In recent years, Netflix has been on quite the gaming M&A spree, buying Spry Fox, Next Games, and Night School Studio. I don’t expect the pace of deal-making to stop. Furthermore, Netflix may acquire or team up with target bigger-budget studios as it seeks to take its gaming growth into overdrive.

The company’s recent collaboration with Ubisoft (UBSFY) to bring the three Assassin’s Creed games and one live-action series to the Netflix lineup is intriguing. The show’s success could translate to success in the games and vice-versa. Either way, I’m a big fan of the unique angles Netflix has undertaken to push into gaming.
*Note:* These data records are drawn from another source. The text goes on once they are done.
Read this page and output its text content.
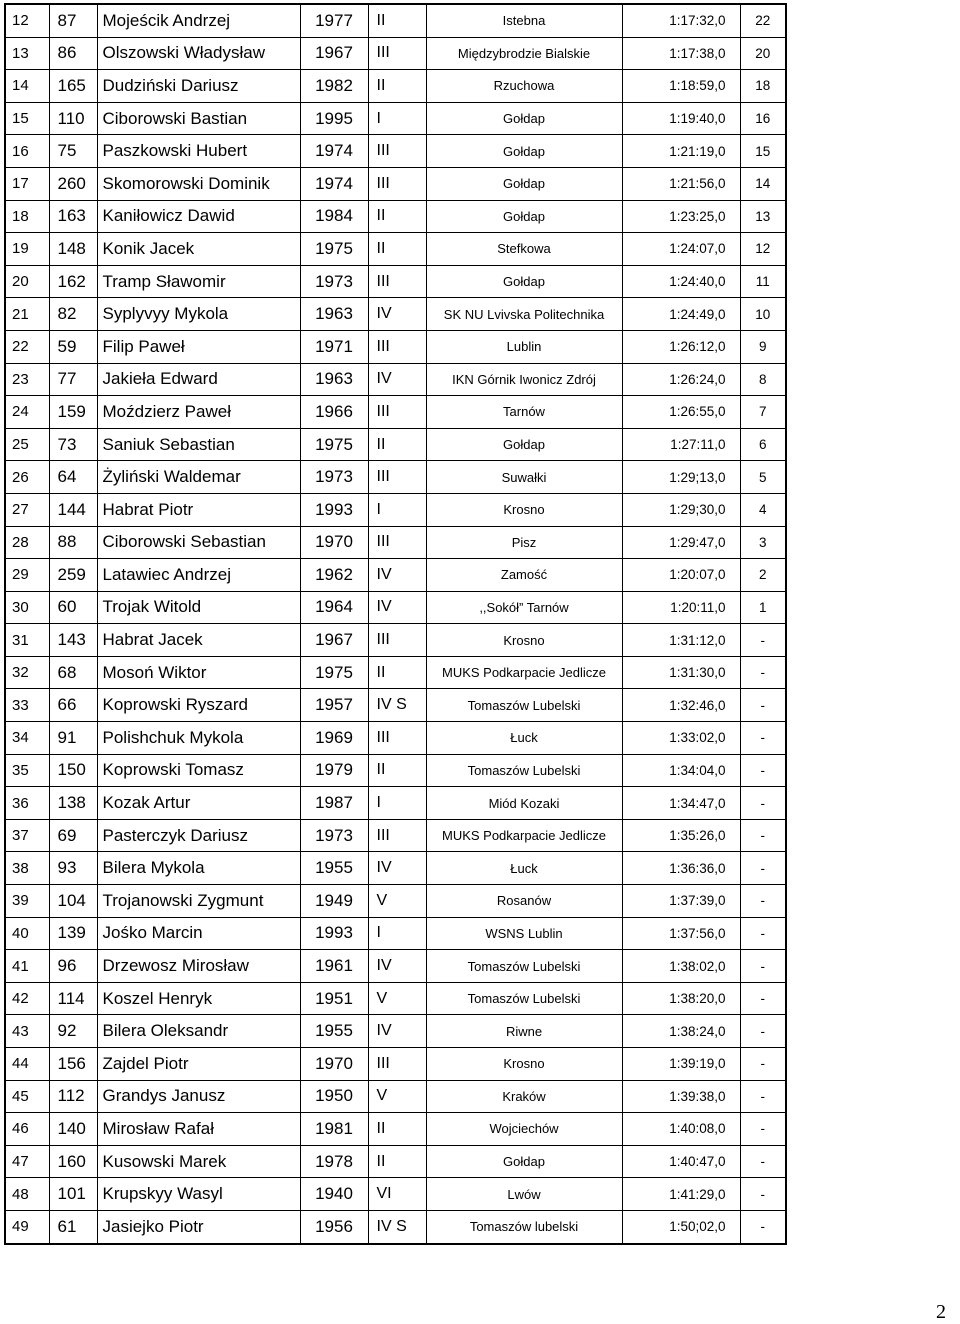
12	87	Mojeścik Andrzej	1977	II	Istebna	1:17:32,0	22
13	86	Olszowski Władysław	1967	III	Międzybrodzie Bialskie	1:17:38,0	20
14	165	Dudziński Dariusz	1982	II	Rzuchowa	1:18:59,0	18
15	110	Ciborowski Bastian	1995	I	Gołdap	1:19:40,0	16
16	75	Paszkowski Hubert	1974	III	Gołdap	1:21:19,0	15
17	260	Skomorowski Dominik	1974	III	Gołdap	1:21:56,0	14
18	163	Kaniłowicz Dawid	1984	II	Gołdap	1:23:25,0	13
19	148	Konik Jacek	1975	II	Stefkowa	1:24:07,0	12
20	162	Tramp Sławomir	1973	III	Gołdap	1:24:40,0	11
21	82	Syplyvyy Mykola	1963	IV	SK NU Lvivska Politechnika	1:24:49,0	10
22	59	Filip Paweł	1971	III	Lublin	1:26:12,0	9
23	77	Jakieła Edward	1963	IV	IKN Górnik Iwonicz Zdrój	1:26:24,0	8
24	159	Moździerz Paweł	1966	III	Tarnów	1:26:55,0	7
25	73	Saniuk Sebastian	1975	II	Gołdap	1:27:11,0	6
26	64	Żyliński Waldemar	1973	III	Suwałki	1:29;13,0	5
27	144	Habrat Piotr	1993	I	Krosno	1:29;30,0	4
28	88	Ciborowski Sebastian	1970	III	Pisz	1:29:47,0	3
29	259	Latawiec Andrzej	1962	IV	Zamość	1:20:07,0	2
30	60	Trojak Witold	1964	IV	,,Sokół” Tarnów	1:20:11,0	1
31	143	Habrat Jacek	1967	III	Krosno	1:31:12,0	-
32	68	Mosoń Wiktor	1975	II	MUKS Podkarpacie Jedlicze	1:31:30,0	-
33	66	Koprowski Ryszard	1957	IV S	Tomaszów Lubelski	1:32:46,0	-
34	91	Polishchuk Mykola	1969	III	Łuck	1:33:02,0	-
35	150	Koprowski Tomasz	1979	II	Tomaszów Lubelski	1:34:04,0	-
36	138	Kozak Artur	1987	I	Miód Kozaki	1:34:47,0	-
37	69	Pasterczyk Dariusz	1973	III	MUKS Podkarpacie Jedlicze	1:35:26,0	-
38	93	Bilera Mykola	1955	IV	Łuck	1:36:36,0	-
39	104	Trojanowski Zygmunt	1949	V	Rosanów	1:37:39,0	-
40	139	Jośko Marcin	1993	I	WSNS Lublin	1:37:56,0	-
41	96	Drzewosz Mirosław	1961	IV	Tomaszów Lubelski	1:38:02,0	-
42	114	Koszel Henryk	1951	V	Tomaszów Lubelski	1:38:20,0	-
43	92	Bilera Oleksandr	1955	IV	Riwne	1:38:24,0	-
44	156	Zajdel Piotr	1970	III	Krosno	1:39:19,0	-
45	112	Grandys Janusz	1950	V	Kraków	1:39:38,0	-
46	140	Mirosław Rafał	1981	II	Wojciechów	1:40:08,0	-
47	160	Kusowski Marek	1978	II	Gołdap	1:40:47,0	-
48	101	Krupskyy Wasyl	1940	VI	Lwów	1:41:29,0	-
49	61	Jasiejko Piotr	1956	IV S	Tomaszów lubelski	1:50;02,0	-
2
Wall Street’s Take on Netflix Stock

On TipRanks, NFLX stock is a Moderate Buy. Out of 37 analyst ratings, there are 24 Buys, 12 Holds, and one Sell recommendation. The average NFLX stock price target is $704.97, implying an upside potential of 2.66%. Analyst price targets range from a low of $545.00 per share to a high of $800.00 per share.

The Bottom Line on NFLX Shares

If Netflix is to keep growth elevated, it needs to level up on the front of video games. Fortunately, Netflix has been taking all the right steps to lay a strong foundation for the firm before making even bigger moves. In recent quarters, the firm has really brought on a great deal of talent.

Whether we’re talking about the addition of industry veteran Alain Tascan or the tremendous talent from recently acquired game studios, it’s a mistake to view Netflix as punching above its weight in gaming. Arguably, Netflix may have the edge as it plays slow starts to win the long game. Given this, I’m incredibly bullish on the firm as it looks to games to supplement its video streaming business.